A medalha de São Bento deve ser utilizada com fé e devoção, sobretudo para obter graças tanto temporais, quanto espirituais, como a saúde ou a proteção contra os ataques do demônio. Além disso, é possível obter com a medalha indulgência plenária na festa de São Bento que ocorre em 11 de julho.
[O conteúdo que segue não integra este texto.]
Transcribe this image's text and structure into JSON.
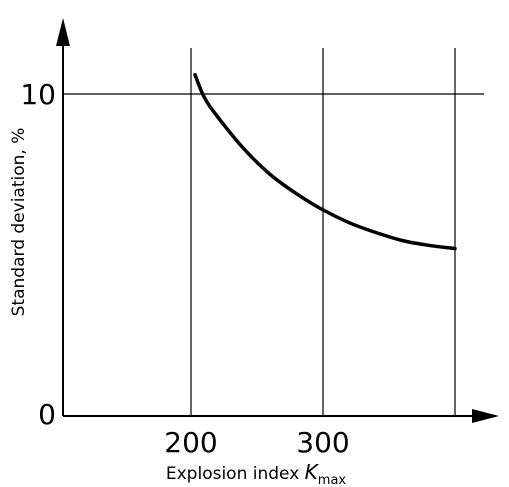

Para isso é necessário seguir as condições habituais requeridas pela Igreja: 1) Confissão sacramental; 2) Comunhão eucarística; 3) Oração nas intenções do Santo Padre.
Auxílio infalível
Assim, embora sejam inúmeros e constantes os ataques diabólicos, as tentações e até os perigos físicos que enfrentamos todos os dias, a medalha de São Bento constitui poderoso sacramental e infalível auxílio para os cristãos, ao reunir em si a virtude da Santa Cruz e as recordações de vitórias que o grande patriarca obteve contra o dragão infernal.
Por isso, em meio às tribulações desta vida, portemos com devoção a medalha de São Bento, não como um mero amuleto alegórico, mas sim como uma ajuda sobrenatural e representação autêntica das promessas de nosso Batismo: cremos firmemente em Nosso Senhor e na Santa Igreja, e para sempre renunciamos a Satanás e ao pecado.
Reze agora com fé a oração da Medalha do poderoso São Bento:
A Cruz Sagrada seja a minha luz,
não seja o dragão o meu guia.
Retira-te, satanás!
Nunca me aconselhes coisas vãs.
É mau o que tu me ofereces,
bebe tu mesmo os teus venenos!
Oração em latim:
Crux Sacra Sit Mihi Lux
Non Draco Sit Mihi Dux
Vade Retro Satana
Nunquam Suade Mihi Vana
Sunt Mala Quae Libas
Ipse Venena Bibas
[1] São Gregório Magno. Vida de São Bento. 1 Ed. MBC: 2019.
[2] Ibid
[3] Dom José Palmeiro Mendes. A vida maravilhosa e a Medalha de São Bento. Editora Artpress.
Texto extraído da Revista Arautos do Evangelho n. 271, julho 2024. Por Gabriel Lopes dos Anjos Silva.